Scottish National Dictionary (1700–)
Hide Quotations Hide Etymology
About this entry:
First published 1976 (SND Vol. X, list of scientific terms with Scottish connections).
This entry has not been updated since then but may contain minor corrections and revisions.

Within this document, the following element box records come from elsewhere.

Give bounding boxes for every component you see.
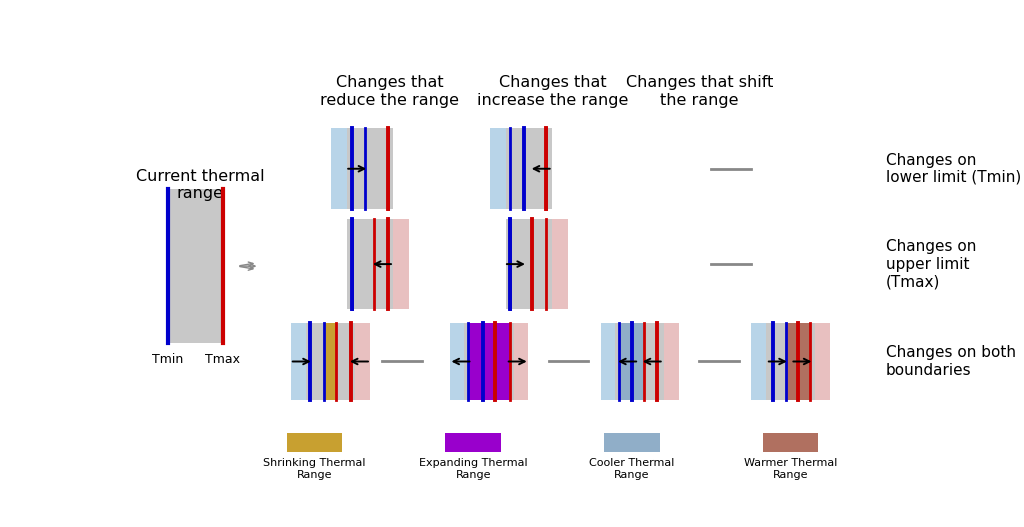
Bar — [506, 323, 528, 400]
Bar — [766, 323, 815, 400]
Bar — [808, 323, 830, 400]
Bar — [620, 323, 644, 400]
Bar — [510, 219, 546, 309]
Text: Shrinking Thermal
Range: Shrinking Thermal Range — [263, 458, 366, 480]
Bar — [506, 219, 552, 309]
Bar — [386, 219, 410, 309]
Bar — [600, 323, 623, 400]
Bar — [166, 189, 225, 343]
Bar — [351, 219, 374, 309]
Text: Expanding Thermal
Range: Expanding Thermal Range — [419, 458, 527, 480]
Text: Changes on
upper limit
(Tmax): Changes on upper limit (Tmax) — [886, 239, 976, 289]
Bar — [347, 128, 393, 209]
Bar — [347, 219, 393, 309]
Bar — [785, 323, 810, 400]
Text: Changes on
lower limit (Tmin): Changes on lower limit (Tmin) — [886, 152, 1021, 185]
Bar — [752, 323, 773, 400]
Text: Tmin: Tmin — [153, 354, 183, 366]
Bar — [506, 128, 552, 209]
Bar — [287, 433, 342, 452]
Text: Cooler Thermal
Range: Cooler Thermal Range — [589, 458, 675, 480]
Bar — [331, 128, 354, 209]
Bar — [366, 128, 387, 209]
Bar — [615, 323, 665, 400]
Text: Changes on both
boundaries: Changes on both boundaries — [886, 345, 1016, 378]
Bar — [604, 433, 659, 452]
Text: Tmax: Tmax — [206, 354, 241, 366]
Bar — [763, 433, 818, 452]
Bar — [445, 433, 501, 452]
Bar — [325, 323, 336, 400]
Bar — [545, 219, 568, 309]
Text: Changes that
increase the range: Changes that increase the range — [477, 75, 629, 108]
Bar — [347, 323, 370, 400]
Text: Warmer Thermal
Range: Warmer Thermal Range — [744, 458, 838, 480]
Bar — [306, 323, 355, 400]
Text: Changes that shift
the range: Changes that shift the range — [626, 75, 773, 108]
Bar — [657, 323, 679, 400]
Bar — [291, 323, 313, 400]
Bar — [489, 128, 513, 209]
Text: Changes that
reduce the range: Changes that reduce the range — [321, 75, 460, 108]
Text: Current thermal
range: Current thermal range — [136, 169, 264, 201]
Bar — [450, 323, 472, 400]
Bar — [465, 323, 514, 400]
Bar — [510, 128, 546, 209]
Bar — [468, 323, 510, 400]
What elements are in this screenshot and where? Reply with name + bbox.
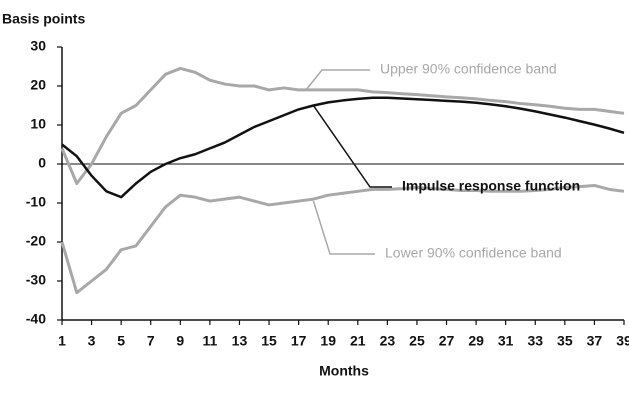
y-tick-label: 20 bbox=[30, 77, 46, 93]
y-tick-label: 10 bbox=[30, 116, 46, 132]
x-tick-label: 1 bbox=[58, 333, 66, 349]
x-tick-label: 11 bbox=[202, 333, 217, 349]
x-tick-label: 39 bbox=[616, 333, 629, 349]
x-tick-label: 29 bbox=[468, 333, 484, 349]
x-tick-label: 17 bbox=[291, 333, 307, 349]
x-tick-label: 15 bbox=[261, 333, 277, 349]
x-tick-label: 7 bbox=[147, 333, 155, 349]
x-tick-label: 35 bbox=[557, 333, 573, 349]
y-tick-label: -40 bbox=[26, 311, 46, 327]
x-tick-label: 3 bbox=[88, 333, 96, 349]
x-tick-label: 23 bbox=[380, 333, 396, 349]
y-tick-label: 30 bbox=[30, 38, 46, 54]
x-tick-label: 33 bbox=[527, 333, 543, 349]
leader-line bbox=[305, 69, 370, 91]
series-label: Lower 90% confidence band bbox=[385, 245, 562, 261]
y-tick-label: 0 bbox=[38, 155, 46, 171]
series-line bbox=[60, 183, 625, 295]
leader-line bbox=[312, 105, 392, 188]
x-tick-label: 21 bbox=[350, 333, 366, 349]
x-axis-label: Months bbox=[319, 363, 369, 379]
x-tick-label: 19 bbox=[320, 333, 336, 349]
series-line bbox=[60, 66, 625, 185]
x-tick-label: 25 bbox=[409, 333, 425, 349]
x-tick-label: 37 bbox=[587, 333, 603, 349]
series-label: Upper 90% confidence band bbox=[380, 61, 557, 77]
leader-line bbox=[312, 200, 375, 255]
series-label: Impulse response function bbox=[402, 178, 580, 194]
x-tick-label: 13 bbox=[232, 333, 248, 349]
series-line bbox=[61, 96, 625, 199]
x-tick-label: 27 bbox=[439, 333, 455, 349]
y-axis-label: Basis points bbox=[2, 11, 85, 27]
x-tick-label: 5 bbox=[117, 333, 125, 349]
y-tick-label: -10 bbox=[26, 194, 46, 210]
y-tick-label: -30 bbox=[26, 272, 46, 288]
x-tick-label: 31 bbox=[498, 333, 514, 349]
x-tick-label: 9 bbox=[176, 333, 184, 349]
y-tick-label: -20 bbox=[26, 233, 46, 249]
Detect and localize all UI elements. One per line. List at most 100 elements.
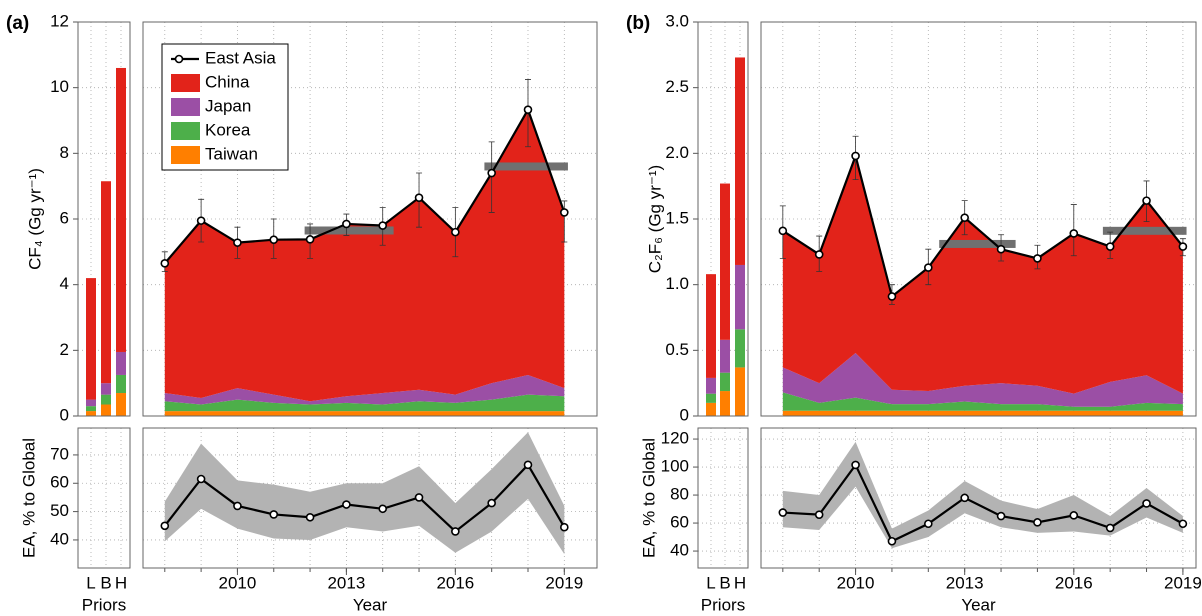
point <box>1178 242 1188 251</box>
y-tick-label: 8 <box>60 143 69 162</box>
prior-bar <box>706 377 716 394</box>
point <box>414 493 424 502</box>
point <box>1142 499 1151 508</box>
x-axis-label: Year <box>353 595 388 614</box>
y-axis-label: EA, % to Global <box>639 438 658 558</box>
area <box>782 392 1183 411</box>
point <box>1069 229 1079 238</box>
point <box>233 501 242 511</box>
prior-bar <box>86 278 96 400</box>
y-tick-label: 2 <box>60 340 69 359</box>
point <box>414 193 424 202</box>
point <box>342 219 351 229</box>
x-axis-label: Priors <box>82 595 126 614</box>
x-tick-label: 2013 <box>946 573 984 592</box>
point <box>1178 519 1188 529</box>
uncertainty-band <box>782 441 1183 549</box>
panel-label: (a) <box>6 13 29 34</box>
y-axis-label: CF₄ (Gg yr⁻¹) <box>25 168 44 270</box>
point <box>160 259 170 268</box>
point <box>814 510 824 519</box>
prior-bar <box>720 339 730 373</box>
y-tick-label: 40 <box>50 529 69 548</box>
y-tick-label: 6 <box>60 208 69 227</box>
y-tick-label: 1.5 <box>665 208 689 227</box>
y-tick-label: 70 <box>50 444 69 463</box>
plot-frame <box>142 427 598 569</box>
y-tick-label: 0 <box>680 405 689 424</box>
point <box>960 213 969 222</box>
y-tick-label: 80 <box>670 485 689 504</box>
point <box>1105 523 1115 533</box>
y-tick-label: 10 <box>50 77 69 96</box>
legend-label: Korea <box>205 120 251 139</box>
x-axis-label: Priors <box>701 595 745 614</box>
point <box>378 221 388 230</box>
point <box>924 263 933 272</box>
y-tick-label: 60 <box>670 513 689 532</box>
y-tick-label: 0.5 <box>665 340 689 359</box>
point <box>487 168 496 178</box>
reference-bar <box>939 239 1016 248</box>
prior-bar <box>735 367 745 416</box>
point <box>451 227 460 237</box>
point <box>523 105 533 114</box>
point <box>378 504 388 514</box>
point <box>887 536 897 546</box>
y-tick-label: 0 <box>60 405 69 424</box>
prior-bar <box>720 391 730 416</box>
prior-bar <box>706 274 716 378</box>
point <box>996 244 1006 254</box>
y-tick-label: 40 <box>670 541 689 560</box>
point <box>851 151 860 161</box>
y-tick-label: 120 <box>661 429 689 448</box>
prior-bar <box>101 181 111 384</box>
area <box>782 410 1183 416</box>
x-tick-label: 2016 <box>1055 573 1093 592</box>
prior-bar <box>101 383 111 395</box>
panel-label: (b) <box>626 13 650 34</box>
legend-swatch <box>171 98 200 116</box>
point <box>560 208 569 217</box>
error-bar <box>561 200 568 243</box>
point <box>269 235 279 244</box>
share-line <box>782 462 1184 543</box>
point <box>851 460 860 470</box>
prior-bar <box>86 399 96 407</box>
plot-frame <box>760 427 1197 569</box>
y-tick-label: 50 <box>50 501 69 520</box>
point <box>778 508 788 517</box>
x-tick-label: L <box>86 573 95 592</box>
x-tick-label: 2010 <box>837 573 875 592</box>
y-tick-label: 12 <box>50 11 69 30</box>
y-tick-label: 1.0 <box>665 274 689 293</box>
y-tick-label: 2.0 <box>665 143 689 162</box>
reference-bar <box>304 226 394 235</box>
point <box>996 511 1006 521</box>
point <box>887 292 897 301</box>
legend-label: East Asia <box>205 48 276 67</box>
plot-frame <box>77 21 131 417</box>
y-tick-label: 4 <box>60 274 69 293</box>
x-tick-label: 2010 <box>219 573 257 592</box>
share-line <box>163 463 566 533</box>
prior-bar <box>116 351 126 375</box>
point <box>233 238 242 247</box>
total-line <box>163 107 566 265</box>
point <box>487 498 496 508</box>
point <box>778 226 788 236</box>
point <box>1142 196 1151 205</box>
area <box>164 394 565 412</box>
reference-bar <box>484 162 568 171</box>
point <box>560 522 569 532</box>
x-tick-label: H <box>734 573 746 592</box>
legend-swatch <box>171 74 200 92</box>
plot-frame <box>760 21 1197 417</box>
point <box>196 216 206 225</box>
point <box>924 519 933 529</box>
legend-label: China <box>205 72 250 91</box>
x-tick-label: 2013 <box>327 573 365 592</box>
prior-bar <box>86 406 96 412</box>
x-tick-label: L <box>706 573 715 592</box>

DRUMMOND. 1. Bot. and Zool. After two brothers James (1784–1863) and Thomas (†1835) Drummond, ? of Angus, explorers and plant-collectors in North America and Australia. Hence derivs. Drummondia, in Bot. a genus of saxifrage (1830 A. de Candolle Prodromus IV. 49); drummondii, specif. name in Bot., of many plants, esp. of a Phlox, now common as a garden annual, orig. from Texas (1825 W. J. Hooker Bot. Mag. LXII. 3441), in Zool. of a Myoxus, or dormouse (1828 J. Richardson in Zool. Jnl. III. 517), a Geomys or dormouse (1837 Id. in Rep. Brit. Assoc. 150, 157), a Scolopax or snipe (1831 in A. Wilson American Ornithology IV. 245) all sent from the Rocky Mountains by the Drummonds; also drummondita, in Bot., a plant of the rue family from W. Australia (1855 W. H. Harvey in Journal Bot. VII. 53).
2. Chem. After Thomas Drummond (1797–1840), of Edinburgh, R. N., administrator in Ireland, inventor. Comb. Drummond light, limelight, which he invented, sometimes applied also to a heliostat used in geodesy, also of his invention.
3. Eng. A type of railway locomotive built for the Caledonian and later the London and South-Western Railways by Dugald Drummond (†1912), of Inverness, locomotive engineer of both railways, or for the Highland and Glasgow and South-Western Railways by his brother, James Drummond (1850–1918).